« La proche aidance s’est imposée par la porte sans demander la permission, je n’ai pas eu le choix »
Dominique, proche aidante de son conjoint : Automne 2023
Découvrez le récit de proche aidante de Dominique : même si son parcours d’aidante a commencé de manière aussi inattendue et abrupte, il aura su la guider vers de nouvelles ambitions, où le sens du collectif illumine son chemin.
Dominique, 71 ans, est née en Belgique où elle pratiquait le métier d’ergothérapeute en psychiatrie. À 24 ans, elle a immigré au Québec dans les belles années 1970. Ce changement de pays s’est aussi accompagné d’un changement de carrière vers le théâtre et, plus tard, le théâtre communautaire. Depuis plus de 40 ans, ce métier lui permet de créer en plus de tisser des liens serrés avec les communautés.
Il y a 5 ans, sa vie a basculé alors que son conjoint Pierre, avec qui elle partage sa vie depuis 33 ans, a reçu un diagnostic de la maladie d’Alzheimer. « La proche aidance s’est imposée par la porte sans demander la permission, je n’ai pas eu le choix », dit-elle. Dans les mots de Dominique, l’arrivée de la proche aidance dans son existence a eu l’effet d’un « château de cartes qui s’écroule ». Elle, qui était une femme indépendante, dans sa vie comme dans son couple, a dû mettre de côté ses plans et ses rêves pour se reconstruire une nouvelle vie. Toutefois, deux cartes sont restées en équilibre et lui permettent de continuer en tant que proche aidante : celles de la création et celle de l’amour.
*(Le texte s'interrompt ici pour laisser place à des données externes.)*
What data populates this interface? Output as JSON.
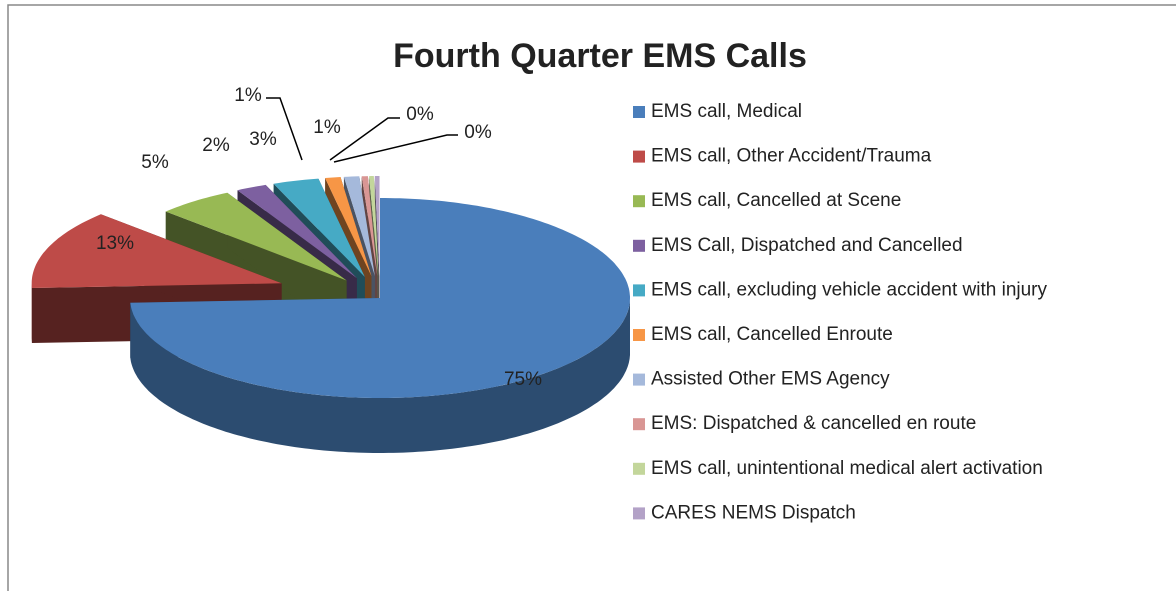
{
  "chart_data": {
    "type": "pie",
    "title": "Fourth Quarter EMS Calls",
    "categories": [
      "EMS call, Medical",
      "EMS call, Other Accident/Trauma",
      "EMS call, Cancelled at Scene",
      "EMS Call, Dispatched and Cancelled",
      "EMS call, excluding vehicle accident with injury",
      "EMS call, Cancelled Enroute",
      "Assisted Other EMS Agency",
      "EMS: Dispatched & cancelled en route",
      "EMS call, unintentional medical alert activation",
      "CARES NEMS Dispatch"
    ],
    "values": [
      75,
      13,
      5,
      2,
      3,
      1,
      1,
      0.4,
      0.3,
      0.3
    ],
    "value_labels": [
      "75%",
      "13%",
      "5%",
      "2%",
      "3%",
      "1%",
      "1%",
      "0%",
      "0%",
      null
    ],
    "colors": [
      "#4a7ebb",
      "#be4b48",
      "#98b954",
      "#7d60a0",
      "#46aac5",
      "#f79646",
      "#a5b9db",
      "#d99694",
      "#c3d69b",
      "#b3a2c7"
    ],
    "legend": "right"
  }
}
C'est ainsi que Dominique a poursuivi sa vie d'artiste communautaire en mettant sur pied, Les Allumettes, un groupe de création qui réunit, depuis deux ans, dix personnes proches aidantes. Lors des rencontres, les membres du groupe créent, se soutiennent et rient beaucoup. En plus, Dominique est conteuse et raconte son expérience vécue de proche aidante à travers trois personnages animaliers dans Les Craquelins, un conte à la fois intime et politique. En ce qui a trait à son amour pour Pierre, il s’est intensifié au travers de la proche aidance et sa relation de couple est devenue plus complice, voire symbiotique.
Dominique rêve d’ailleurs d’un milieu de vie pour les personnes proches aidantes et leur proche où elle pourrait continuer d’accompagner celui qu’elle aime dans un esprit de communauté. Elle déplore le manque d’alternatives en hébergement pour les personnes en perte d’autonomie et le fait que les personnes qui les accompagnent ne puissent généralement pas habiter avec elles.
La proche aidance l'a confronté, plus personnellement et profondément aux injustices du système social. Toutefois, son expérience de proche aidance lui a également donné l’opportunité de développer sa capacité à apprécier l’essentiel, à faire sens de la vie, de la maladie, de la vieillesse, des deuils et de la mort. De plus, elle a appris à devenir plus patiente, ce que son entourage lui fait remarquer!
Pour Dominique, chaque personne est différente et a des besoins distincts. Lorsqu’on lui demande quel conseil elle donnerait à une personne qui débute son parcours de proche aidance, elle répond : « ne pas trop écouter les conseils, s’écouter plutôt soi-même! » D'ailleurs, son conte Les Craquelins, se termine ainsi :
« (…) Je ne sais toujours pas reconnaitre les champignons sauvages et je ne ferai jamais le tour du Guatemala. Mais je découvre chaque jour un peu plus un nouveau pays, étrange et fragile, un monde qui avance à reculons. Ma boussole ne fonctionne plus. Je navigue à l'aveugle, j'ai le vertige, j'ai peur. Mais je ne coule pas. C'est fou quand même toute la force qu'on a en soi ».